Combining $(1)$ and $(2)$, we arrive at the desired result, $$\color{blue}{\int_0^1 \frac{t\arctan(t) \log(2/(1+t^2))}{1-t^2}\textrm{d}t=\frac{\pi^3}{192}}.$$
End of story
More details, more results (and connections to other tough integrals) involving such symmetry ideas in three dimensions will be found in the sequel of (Almost) Impossible Integrals, Sums, and Series.

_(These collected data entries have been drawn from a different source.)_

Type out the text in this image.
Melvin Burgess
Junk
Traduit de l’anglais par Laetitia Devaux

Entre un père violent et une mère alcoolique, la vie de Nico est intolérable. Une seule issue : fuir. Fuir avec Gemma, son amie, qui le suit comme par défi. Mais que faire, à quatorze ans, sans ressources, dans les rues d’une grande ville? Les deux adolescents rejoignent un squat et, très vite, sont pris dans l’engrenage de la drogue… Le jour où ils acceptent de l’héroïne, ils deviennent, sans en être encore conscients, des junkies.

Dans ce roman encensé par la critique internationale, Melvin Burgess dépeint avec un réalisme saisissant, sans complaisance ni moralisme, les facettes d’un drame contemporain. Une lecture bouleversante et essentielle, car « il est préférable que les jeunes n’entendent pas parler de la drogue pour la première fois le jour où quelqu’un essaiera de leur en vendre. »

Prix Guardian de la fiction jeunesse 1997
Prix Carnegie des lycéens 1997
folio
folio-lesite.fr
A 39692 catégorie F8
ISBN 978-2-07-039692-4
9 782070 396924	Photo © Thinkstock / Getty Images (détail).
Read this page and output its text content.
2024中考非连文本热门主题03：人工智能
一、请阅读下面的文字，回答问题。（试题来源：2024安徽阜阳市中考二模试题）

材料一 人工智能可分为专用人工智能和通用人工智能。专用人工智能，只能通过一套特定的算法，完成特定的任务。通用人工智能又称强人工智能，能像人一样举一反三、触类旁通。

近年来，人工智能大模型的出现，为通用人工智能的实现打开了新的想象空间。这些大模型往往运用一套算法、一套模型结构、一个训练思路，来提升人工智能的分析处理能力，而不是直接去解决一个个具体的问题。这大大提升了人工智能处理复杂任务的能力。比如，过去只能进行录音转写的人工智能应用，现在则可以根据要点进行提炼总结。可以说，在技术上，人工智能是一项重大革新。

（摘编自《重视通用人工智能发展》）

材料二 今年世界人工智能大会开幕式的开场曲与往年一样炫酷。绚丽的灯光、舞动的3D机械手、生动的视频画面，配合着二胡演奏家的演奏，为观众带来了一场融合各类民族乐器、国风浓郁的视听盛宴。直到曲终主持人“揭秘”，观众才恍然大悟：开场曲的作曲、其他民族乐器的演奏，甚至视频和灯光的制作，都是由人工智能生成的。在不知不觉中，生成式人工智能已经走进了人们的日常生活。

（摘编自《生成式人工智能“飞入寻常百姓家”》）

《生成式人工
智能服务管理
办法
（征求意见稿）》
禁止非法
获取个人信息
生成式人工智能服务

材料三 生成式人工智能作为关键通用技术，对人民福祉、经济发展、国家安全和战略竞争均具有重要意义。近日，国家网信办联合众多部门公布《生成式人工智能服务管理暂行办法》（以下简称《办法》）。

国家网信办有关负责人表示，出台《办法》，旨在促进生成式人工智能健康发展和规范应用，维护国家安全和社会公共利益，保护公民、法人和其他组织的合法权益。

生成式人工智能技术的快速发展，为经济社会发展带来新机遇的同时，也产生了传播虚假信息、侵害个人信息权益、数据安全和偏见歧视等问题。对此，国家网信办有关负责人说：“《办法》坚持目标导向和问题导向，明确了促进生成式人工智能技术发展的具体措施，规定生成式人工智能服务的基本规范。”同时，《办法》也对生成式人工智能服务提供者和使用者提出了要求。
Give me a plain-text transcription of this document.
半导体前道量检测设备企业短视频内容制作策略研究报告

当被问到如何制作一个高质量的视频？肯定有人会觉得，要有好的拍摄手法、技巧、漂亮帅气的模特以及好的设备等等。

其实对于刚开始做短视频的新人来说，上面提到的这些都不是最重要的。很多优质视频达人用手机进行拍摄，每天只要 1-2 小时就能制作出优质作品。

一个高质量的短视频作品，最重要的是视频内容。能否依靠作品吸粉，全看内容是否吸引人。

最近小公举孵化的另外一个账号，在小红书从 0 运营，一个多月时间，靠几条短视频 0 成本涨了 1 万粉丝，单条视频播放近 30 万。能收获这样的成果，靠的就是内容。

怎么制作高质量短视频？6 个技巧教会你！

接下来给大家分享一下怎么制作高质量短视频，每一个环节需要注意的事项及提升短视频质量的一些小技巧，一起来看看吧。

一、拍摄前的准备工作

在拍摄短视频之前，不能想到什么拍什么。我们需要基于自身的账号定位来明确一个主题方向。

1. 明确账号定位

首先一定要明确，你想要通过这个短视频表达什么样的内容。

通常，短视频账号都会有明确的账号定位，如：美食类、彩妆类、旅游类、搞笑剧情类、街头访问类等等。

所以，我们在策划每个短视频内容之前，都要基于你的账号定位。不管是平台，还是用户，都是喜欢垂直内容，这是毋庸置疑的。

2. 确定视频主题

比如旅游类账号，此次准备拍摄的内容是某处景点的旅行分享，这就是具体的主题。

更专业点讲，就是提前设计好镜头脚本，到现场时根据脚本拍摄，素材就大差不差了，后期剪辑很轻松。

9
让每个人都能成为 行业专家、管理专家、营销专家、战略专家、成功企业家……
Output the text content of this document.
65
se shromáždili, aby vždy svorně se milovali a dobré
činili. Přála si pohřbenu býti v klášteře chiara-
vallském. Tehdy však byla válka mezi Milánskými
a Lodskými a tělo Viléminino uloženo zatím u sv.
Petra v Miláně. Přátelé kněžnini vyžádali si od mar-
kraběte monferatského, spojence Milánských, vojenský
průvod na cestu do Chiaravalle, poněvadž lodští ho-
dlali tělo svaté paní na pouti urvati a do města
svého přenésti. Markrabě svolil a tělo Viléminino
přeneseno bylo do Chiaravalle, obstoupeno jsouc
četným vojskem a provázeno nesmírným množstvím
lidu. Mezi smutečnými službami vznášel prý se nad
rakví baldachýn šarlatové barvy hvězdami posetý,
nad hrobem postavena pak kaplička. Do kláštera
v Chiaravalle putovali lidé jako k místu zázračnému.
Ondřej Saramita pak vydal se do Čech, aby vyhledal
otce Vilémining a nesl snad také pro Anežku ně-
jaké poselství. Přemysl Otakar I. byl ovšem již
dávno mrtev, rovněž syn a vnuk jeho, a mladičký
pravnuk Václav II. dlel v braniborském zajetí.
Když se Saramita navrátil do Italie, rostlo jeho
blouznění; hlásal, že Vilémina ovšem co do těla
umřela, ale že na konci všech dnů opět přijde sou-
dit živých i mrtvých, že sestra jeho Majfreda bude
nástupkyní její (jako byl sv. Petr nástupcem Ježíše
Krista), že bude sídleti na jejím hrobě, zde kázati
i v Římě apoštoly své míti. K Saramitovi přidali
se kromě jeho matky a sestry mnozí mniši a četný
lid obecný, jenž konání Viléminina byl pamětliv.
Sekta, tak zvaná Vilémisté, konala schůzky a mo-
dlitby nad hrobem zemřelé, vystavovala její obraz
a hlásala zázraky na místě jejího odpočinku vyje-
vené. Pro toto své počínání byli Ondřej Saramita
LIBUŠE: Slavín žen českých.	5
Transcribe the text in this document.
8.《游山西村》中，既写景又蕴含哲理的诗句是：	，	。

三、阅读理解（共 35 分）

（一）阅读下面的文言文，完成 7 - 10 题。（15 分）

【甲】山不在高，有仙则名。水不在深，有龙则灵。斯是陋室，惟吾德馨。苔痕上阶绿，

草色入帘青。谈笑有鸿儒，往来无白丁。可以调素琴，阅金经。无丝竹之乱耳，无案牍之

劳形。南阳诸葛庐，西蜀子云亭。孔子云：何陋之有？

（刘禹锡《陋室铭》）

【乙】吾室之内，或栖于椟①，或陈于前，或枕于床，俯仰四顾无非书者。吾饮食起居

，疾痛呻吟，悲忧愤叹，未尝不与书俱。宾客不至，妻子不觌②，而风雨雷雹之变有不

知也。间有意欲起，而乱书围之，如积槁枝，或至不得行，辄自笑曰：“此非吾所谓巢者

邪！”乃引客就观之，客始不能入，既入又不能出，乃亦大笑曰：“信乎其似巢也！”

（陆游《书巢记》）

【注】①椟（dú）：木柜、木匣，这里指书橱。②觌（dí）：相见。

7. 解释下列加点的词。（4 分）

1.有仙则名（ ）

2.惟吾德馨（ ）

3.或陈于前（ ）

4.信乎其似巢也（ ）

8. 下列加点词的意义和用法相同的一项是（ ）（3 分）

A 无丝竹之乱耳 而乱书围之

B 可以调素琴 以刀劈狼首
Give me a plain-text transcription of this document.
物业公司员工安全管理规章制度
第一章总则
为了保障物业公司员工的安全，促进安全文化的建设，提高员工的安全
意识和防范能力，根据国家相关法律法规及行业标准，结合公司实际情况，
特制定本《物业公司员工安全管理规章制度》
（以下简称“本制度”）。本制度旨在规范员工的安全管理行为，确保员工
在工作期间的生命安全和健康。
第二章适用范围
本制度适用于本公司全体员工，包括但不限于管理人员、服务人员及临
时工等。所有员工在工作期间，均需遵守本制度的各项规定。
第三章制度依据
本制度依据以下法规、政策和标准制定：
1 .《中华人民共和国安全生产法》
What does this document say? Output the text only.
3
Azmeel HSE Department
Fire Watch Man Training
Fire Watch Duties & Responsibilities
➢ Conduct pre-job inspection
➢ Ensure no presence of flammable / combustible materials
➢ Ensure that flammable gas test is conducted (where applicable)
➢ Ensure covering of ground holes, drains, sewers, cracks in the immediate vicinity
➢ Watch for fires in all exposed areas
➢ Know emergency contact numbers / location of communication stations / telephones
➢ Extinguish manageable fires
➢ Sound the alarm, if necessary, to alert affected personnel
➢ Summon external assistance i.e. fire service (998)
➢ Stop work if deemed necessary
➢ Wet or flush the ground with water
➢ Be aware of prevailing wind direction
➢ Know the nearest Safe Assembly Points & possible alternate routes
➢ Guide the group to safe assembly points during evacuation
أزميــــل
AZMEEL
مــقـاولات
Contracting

Here is a problem proposed by Cornel years ago in RMM that works great using such ideas as above $$\int_0^{\pi/4}\int_0^{\pi/4}\frac{(\tan^2(x)+\tan^2(y))\log(\tan(x))\log(\tan(y))\operatorname{Ti}_2(\tan(x) \tan(y))}{\tan(x)\tan(y)}\textrm{d}x\textrm{d}y$$ $$=\frac{1}{368640}\psi^5\left(\frac{1}{4}\right)-\frac{21}{32}\zeta(6)-\frac{2}{3}G^3,$$ where $\displaystyle \operatorname{Ti}_2(x)$ is the inverse tangent integral, $G$ represents the Catalan's constant, and $\psi^{(n)}$ denotes the Polygamma function.